So the underlying physics is really cool. But what about the experiment itself? Well, to say the least, it invokes pretty much the full spectrum of emotions possible in a human being:
- Curiosity: the physics looks so cool, and the experimental setup looks pretty interesting to say the least.
- Relaxedness: the calibration is fairly easy and quick to do.
- Confusion: is that really Johnson noise or are the wires functioning as a radio antenna for a faraway source?
- Suspicion: no, that doesn't really look like Johnson noise, though the voltage amplitude is low, and I have zoomed in horizontally quite a bit.
- Self-control: massage and caress the Johnson noise box and the preamplifier; somehow, that messes with the degrees of freedom in the desired way.
- Anger: spank the Johnson noise box and the preamplifier...hey it works! Except now it doesn't. What the heck happened?
- Outrage: the muon experiment across the bench is affecting our calibration!? How on Earth are we supposed to do anything now?
- Superstition: quick, wrap the twisted pair in more shielding aluminum foil! That'll block out further incoming radiation!
- Horror: what happened to our calibration this time?
- Frustration: why is the Arduino controller for the oven so terrible? Aren't Arduino units supposed to be amazing all the time?
- Resignation: please, somebody, just help us!
- Craziness: sing songs to the Johnson noise box to make it calm down and fall asleep...except that (1) the Johnson noise box is not a sentient being and (2) hey it worked...except now it doesn't.

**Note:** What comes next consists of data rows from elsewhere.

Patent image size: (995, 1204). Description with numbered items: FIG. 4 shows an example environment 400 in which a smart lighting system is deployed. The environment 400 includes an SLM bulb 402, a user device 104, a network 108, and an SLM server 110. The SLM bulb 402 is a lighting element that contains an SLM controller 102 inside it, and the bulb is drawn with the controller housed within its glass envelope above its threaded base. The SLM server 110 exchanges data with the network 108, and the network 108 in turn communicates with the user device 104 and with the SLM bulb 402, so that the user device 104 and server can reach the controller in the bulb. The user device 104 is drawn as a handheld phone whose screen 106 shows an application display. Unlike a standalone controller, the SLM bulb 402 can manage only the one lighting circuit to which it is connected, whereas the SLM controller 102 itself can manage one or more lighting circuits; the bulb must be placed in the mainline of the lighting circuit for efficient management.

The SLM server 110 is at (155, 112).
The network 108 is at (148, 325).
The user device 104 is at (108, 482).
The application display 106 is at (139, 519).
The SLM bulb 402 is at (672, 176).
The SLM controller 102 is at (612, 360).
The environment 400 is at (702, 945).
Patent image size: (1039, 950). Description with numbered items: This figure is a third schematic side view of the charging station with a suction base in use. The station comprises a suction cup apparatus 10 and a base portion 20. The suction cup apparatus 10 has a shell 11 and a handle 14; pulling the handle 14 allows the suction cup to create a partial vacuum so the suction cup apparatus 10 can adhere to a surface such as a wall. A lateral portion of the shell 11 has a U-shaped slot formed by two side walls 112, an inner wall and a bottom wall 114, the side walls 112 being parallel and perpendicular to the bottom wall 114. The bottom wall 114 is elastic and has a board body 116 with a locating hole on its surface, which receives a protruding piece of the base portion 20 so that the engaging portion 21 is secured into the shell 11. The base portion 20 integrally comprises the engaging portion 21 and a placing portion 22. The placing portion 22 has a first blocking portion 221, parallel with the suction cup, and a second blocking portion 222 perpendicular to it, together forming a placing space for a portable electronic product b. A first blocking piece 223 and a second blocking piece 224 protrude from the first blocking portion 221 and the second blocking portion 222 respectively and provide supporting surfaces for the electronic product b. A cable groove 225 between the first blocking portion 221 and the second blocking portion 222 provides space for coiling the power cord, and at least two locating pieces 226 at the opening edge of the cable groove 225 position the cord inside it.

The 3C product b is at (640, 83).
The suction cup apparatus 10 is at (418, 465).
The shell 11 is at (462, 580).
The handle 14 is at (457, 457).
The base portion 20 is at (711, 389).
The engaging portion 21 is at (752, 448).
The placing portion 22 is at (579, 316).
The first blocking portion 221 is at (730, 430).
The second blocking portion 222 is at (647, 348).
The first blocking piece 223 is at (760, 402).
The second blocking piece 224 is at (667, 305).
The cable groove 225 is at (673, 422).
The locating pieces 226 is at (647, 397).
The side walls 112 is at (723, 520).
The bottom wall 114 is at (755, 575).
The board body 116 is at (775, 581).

- Joy: $k_B$ is what it should be!
On a side note, you may have noticed that I'm able to type $\mathrm{\small{\LaTeX}}$ into Blogger. I'm able to do that by inserting the code
<script type="text/x-mathjax-config"> MathJax.Hub.Config({tex2jax: {inlineMath: [['\$','\$'], ['\\(','\\)']]}}); </script> <script src="http://cdn.mathjax.org/mathjax/latest/MathJax.js?config=TeX-AMS-MML_HTMLorMML" type="text/javascript"></script>(remove the backslashes before each dollar sign, as these are necessary to have them display in this post only and not be eaten by $\mathrm{\small{\LaTeX}}$) to the beginning of the HTML code for each post. This is how I will be able to insert mathematical typesetting to posts from now on.